Biz bu Akdeniz ilçesinin adının Diyarbakırın adına yeğleniş nedenini sezip gülüp dururken günün birinde Didimi gördüm. Akköyde Edebiyat Mecnunu Güven Pamukçu bir kütüphane açtı. Ardından, Akköyün sokaklarına yazar adları konuldu: Muzaffer İzgü, Gülten Akın, Adnan Özyalçıner, düzenlenen şenliklere Didim Belediyesi destek verdi de Didime gittik. Didim Ege Bölgesi kıyısında, Büyük Menderes Nehrinin denize döküldüğü yerden başlayarak, güneyde Aydın-Muğla il sınırına kadar uzanan bir kıyı bölgesi. Bölgenin batısında Didim ile Altınkum, doğusunda ise Akbük Körfezi yer almaktadır.

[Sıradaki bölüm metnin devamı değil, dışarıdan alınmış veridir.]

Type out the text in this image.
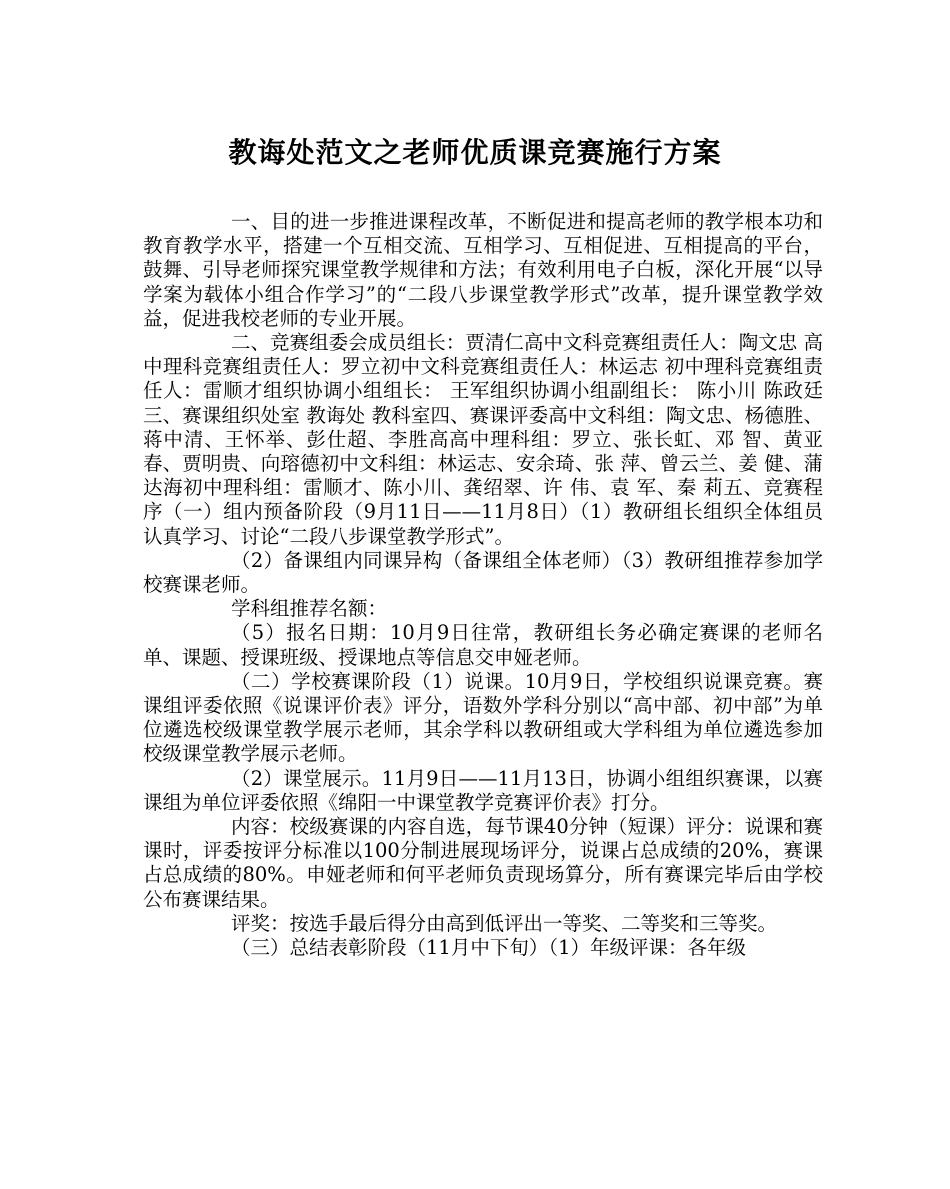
教诲处范文之老师优质课竞赛施行方案

一、目的进一步推进课程改革，不断促进和提高老师的教学根本功和教育教学水平，搭建一个互相交流、互相学习、互相促进、互相提高的平台，鼓舞、引导老师探究课堂教学规律和方法；有效利用电子白板，深化开展“以导学案为载体小组合作学习”的“二段八步课堂教学形式”改革，提升课堂教学效益，促进我校老师的专业开展。

二、竞赛组委会成员组长：贾清仁高中文科竞赛组责任人：陶文忠 高中理科竞赛组责任人：罗立初中文科竞赛组责任人：林运志 初中理科竞赛组责任人：雷顺才组织协调小组组长： 王军组织协调小组副组长： 陈小川 陈政廷三、赛课组织处室 教诲处 教科室四、赛课评委高中文科组：陶文忠、杨德胜、蒋中清、王怀举、彭仕超、李胜高高中理科组：罗立、张长虹、邓 智、黄亚春、贾明贵、向瑢德初中文科组：林运志、安余琦、张 萍、曾云兰、姜 健、蒲达海初中理科组：雷顺才、陈小川、龚绍翠、许 伟、袁 军、秦 莉五、竞赛程序（一）组内预备阶段（9月11日——11月8日）（1）教研组长组织全体组员认真学习、讨论“二段八步课堂教学形式”。

（2）备课组内同课异构（备课组全体老师）（3）教研组推荐参加学校赛课老师。

学科组推荐名额：

（5）报名日期：10月9日往常，教研组长务必确定赛课的老师名单、课题、授课班级、授课地点等信息交申娅老师。

（二）学校赛课阶段（1）说课。10月9日，学校组织说课竞赛。赛课组评委依照《说课评价表》评分，语数外学科分别以“高中部、初中部”为单位遴选校级课堂教学展示老师，其余学科以教研组或大学科组为单位遴选参加校级课堂教学展示老师。

（2）课堂展示。11月9日——11月13日，协调小组组织赛课，以赛课组为单位评委依照《绵阳一中课堂教学竞赛评价表》打分。

内容：校级赛课的内容自选，每节课40分钟（短课）评分：说课和赛课时，评委按评分标准以100分制进展现场评分，说课占总成绩的20%，赛课占总成绩的80%。申娅老师和何平老师负责现场算分，所有赛课完毕后由学校公布赛课结果。

评奖：按选手最后得分由高到低评出一等奖、二等奖和三等奖。

（三）总结表彰阶段（11月中下旬）（1）年级评课：各年级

Bugün turistlerin gezmek için yarış ettikleri Didimdeki Apollon Mabedi de 20 km kuzeydeki Milet şehri ile diğer yöre halklarının geleceklerini öğrenme ve dertlerine çare bulma isteklerini karşılamak için yapılmış. Perslerin İsadan Önce Beşinci Yüzyılda Anadoluya yaptıkları saldırılar sonunda Dara bu tapınağı şehriyle birlikte yıkmış ve içerisinde bulunan bronz Apollon heykelini bir çok esirle götürmüş. Yaklaşık 150-180 yıl sonra yeniden yapılmaya başlanmış. Ancak Dünyanın Sekizinci Harikası olsun diye tasarlandığından, bütçeler yetmez. Hatta inşaatta çalışan usta ve işçiler ücretlerini alamadıkları gerekçesiyle bir süre çalışmazlar. Bir anlamda tarihin ilk grevi gerçekleşir. Bu arada da Hıristiyanlık yaygınlaşır, tapınak da öyle kalır.

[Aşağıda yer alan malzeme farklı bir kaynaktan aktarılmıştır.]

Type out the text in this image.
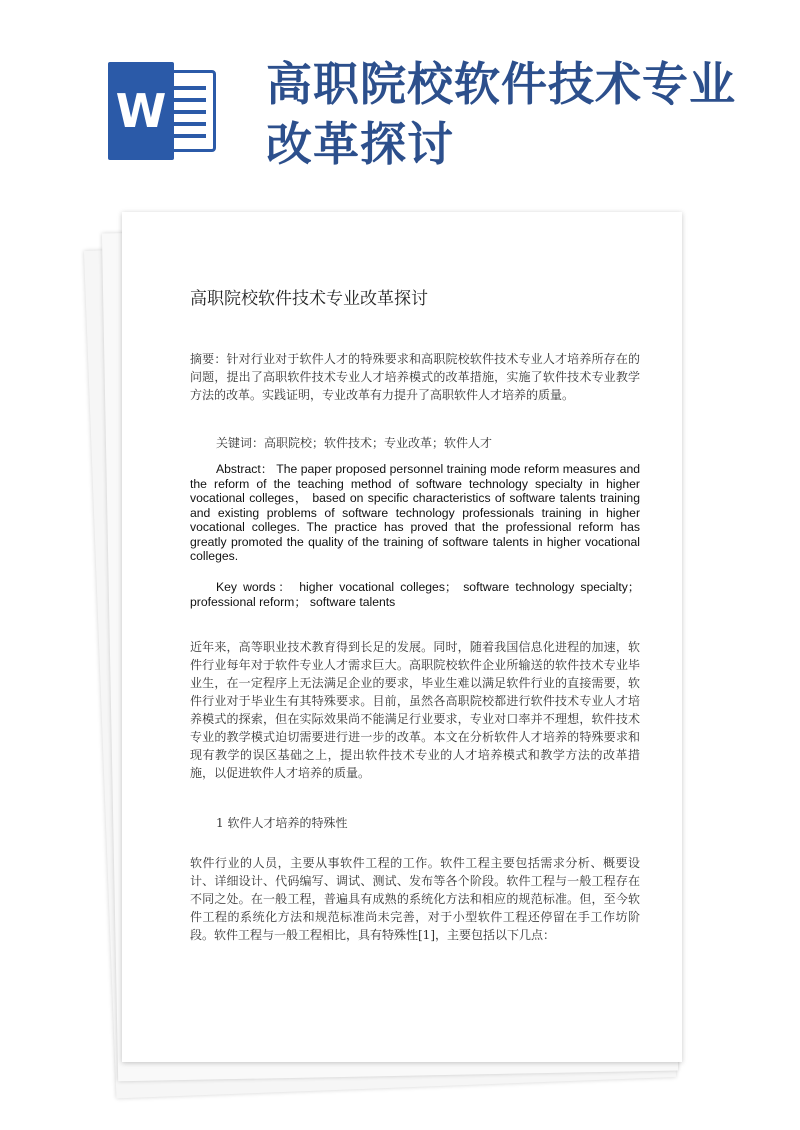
W 高职院校软件技术专业改革探讨
高职院校软件技术专业改革探讨
摘要：针对行业对于软件人才的特殊要求和高职院校软件技术专业人才培养所存在的问题，提出了高职软件技术专业人才培养模式的改革措施，实施了软件技术专业教学方法的改革。实践证明，专业改革有力提升了高职软件人才培养的质量。
关键词：高职院校；软件技术；专业改革；软件人才
Abstract： The paper proposed personnel training mode reform measures and the reform of the teaching method of software technology specialty in higher vocational colleges， based on specific characteristics of software talents training and existing problems of software technology professionals training in higher vocational colleges. The practice has proved that the professional reform has greatly promoted the quality of the training of software talents in higher vocational colleges.
Key words： higher vocational colleges； software technology specialty； professional reform； software talents
近年来，高等职业技术教育得到长足的发展。同时，随着我国信息化进程的加速，软件行业每年对于软件专业人才需求巨大。高职院校软件企业所输送的软件技术专业毕业生，在一定程序上无法满足企业的要求，毕业生难以满足软件行业的直接需要，软件行业对于毕业生有其特殊要求。目前，虽然各高职院校都进行软件技术专业人才培养模式的探索，但在实际效果尚不能满足行业要求，专业对口率并不理想，软件技术专业的教学模式迫切需要进行进一步的改革。本文在分析软件人才培养的特殊要求和现有教学的误区基础之上，提出软件技术专业的人才培养模式和教学方法的改革措施，以促进软件人才培养的质量。
1 软件人才培养的特殊性
软件行业的人员，主要从事软件工程的工作。软件工程主要包括需求分析、概要设计、详细设计、代码编写、调试、测试、发布等各个阶段。软件工程与一般工程存在不同之处。在一般工程，普遍具有成熟的系统化方法和相应的规范标准。但，至今软件工程的系统化方法和规范标准尚未完善，对于小型软件工程还停留在手工作坊阶段。软件工程与一般工程相比，具有特殊性[1]，主要包括以下几点：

Diyarbakırın durumu için bir iki cümle yeter: Diyarbakır, Türkiyenin Güneydoğu Anadolu Bölgesinde yer alan tarihî bir ildir. Merkez ilçesiyle birlikte 17 ilçesi bulunur. Dünyanın en eski şehirlerinden biri olan Diyarbakır, Ermeni Krallığına ve Akkoyunlulara başkentlik yapmıştır.(Vikipedia)

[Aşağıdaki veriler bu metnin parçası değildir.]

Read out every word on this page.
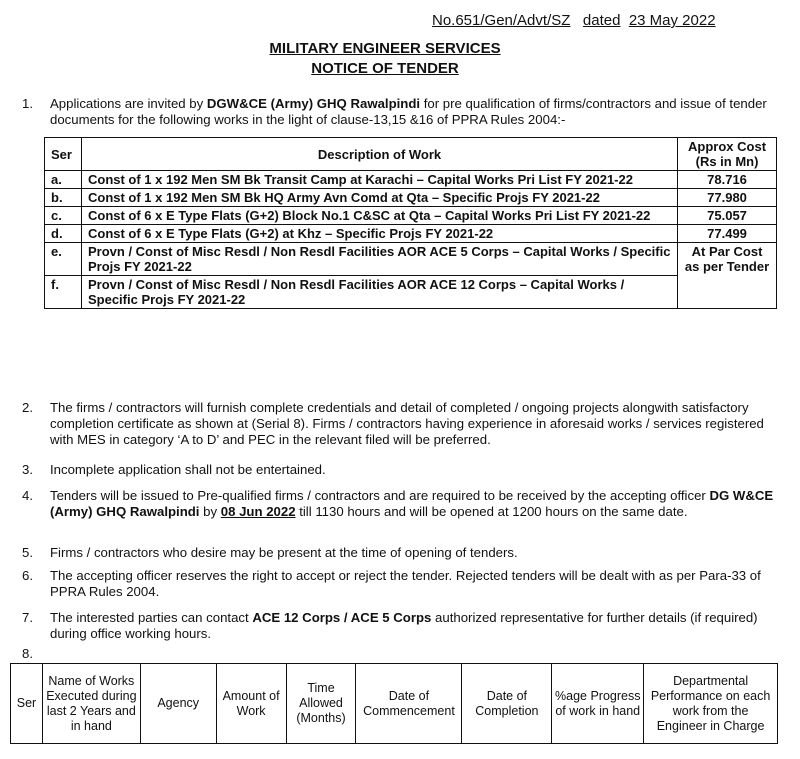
No.651/Gen/Advt/SZ dated 23 May 2022
MILITARY ENGINEER SERVICES
NOTICE OF TENDER
1. Applications are invited by DGW&CE (Army) GHQ Rawalpindi for pre qualification of firms/contractors and issue of tender documents for the following works in the light of clause-13,15 &16 of PPRA Rules 2004:-
Ser	Description of Work	Approx Cost (Rs in Mn)
a.	Const of 1 x 192 Men SM Bk Transit Camp at Karachi – Capital Works Pri List FY 2021-22	78.716
b.	Const of 1 x 192 Men SM Bk HQ Army Avn Comd at Qta – Specific Projs FY 2021-22	77.980
c.	Const of 6 x E Type Flats (G+2) Block No.1 C&SC at Qta – Capital Works Pri List FY 2021-22	75.057
d.	Const of 6 x E Type Flats (G+2) at Khz – Specific Projs FY 2021-22	77.499
e.	Provn / Const of Misc Resdl / Non Resdl Facilities AOR ACE 5 Corps – Capital Works / Specific Projs FY 2021-22	At Par Cost as per Tender
f.	Provn / Const of Misc Resdl / Non Resdl Facilities AOR ACE 12 Corps – Capital Works / Specific Projs FY 2021-22	
2. The firms / contractors will furnish complete credentials and detail of completed / ongoing projects alongwith satisfactory completion certificate as shown at (Serial 8). Firms / contractors having experience in aforesaid works / services registered with MES in category ‘A to D’ and PEC in the relevant filed will be preferred.
3. Incomplete application shall not be entertained.
4. Tenders will be issued to Pre-qualified firms / contractors and are required to be received by the accepting officer DG W&CE (Army) GHQ Rawalpindi by 08 Jun 2022 till 1130 hours and will be opened at 1200 hours on the same date.
5. Firms / contractors who desire may be present at the time of opening of tenders.
6. The accepting officer reserves the right to accept or reject the tender. Rejected tenders will be dealt with as per Para-33 of PPRA Rules 2004.
7. The interested parties can contact ACE 12 Corps / ACE 5 Corps authorized representative for further details (if required) during office working hours.
8.
Ser	Name of Works Executed during last 2 Years and in hand	Agency	Amount of Work	Time Allowed (Months)	Date of Commencement	Date of Completion	%age Progress of work in hand	Departmental Performance on each work from the Engineer in Charge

Şimdi... Didimdeki şenlikte çevreyi dolaşınca gördük ki, nüfusun neredeyse üçte ikisi İngiliz. Lokantalardaki listelerde yemek adları İngilizce-Türkçe. Her yerde İngiliz kahvaltısı bulunur duyurusunun İngilizcesi asılı. Biz İstanbullular Arapça, Rusça vitrinlere, duyurulara alışık olduğumuzdan şaşmadık ama Gavur İzmirli yazarlar bir süre sonra feryadı bastılar. Sokaklardaki tabelalar bildirimler bir yana Belediye elektrik ve su faturalarını da İngilizce-Türkçe hazırlıyormuş. Çünkü bizim turist sandığımız İngilizler Didim halkıymış. Sonunda iki de bir eleştirilen Didim Belediye Reisi Mümin Kamacı, belediyenin hizmet verirken hizmet alan kişinin anlayacağı dilde fatura vermesi gerektiğini söyledi. İzmirliler inanmadılar ya neyse. Bu kez Mümin Bey yakında İngiliz bir belediye reisiyle karşılaşacağımızı da müjdeledi.
Şimdi anladığıma göre Diyarbakır Didime özeniyor. Didim gibi iki dillilik ne demek? İngilizce olsa neyse...
Söyleyin bakalım siz Diyarbakırlılar Didimli mi olmak istiyorsunuz? Yoksa Diyarbakır Didim mi olmak istiyor.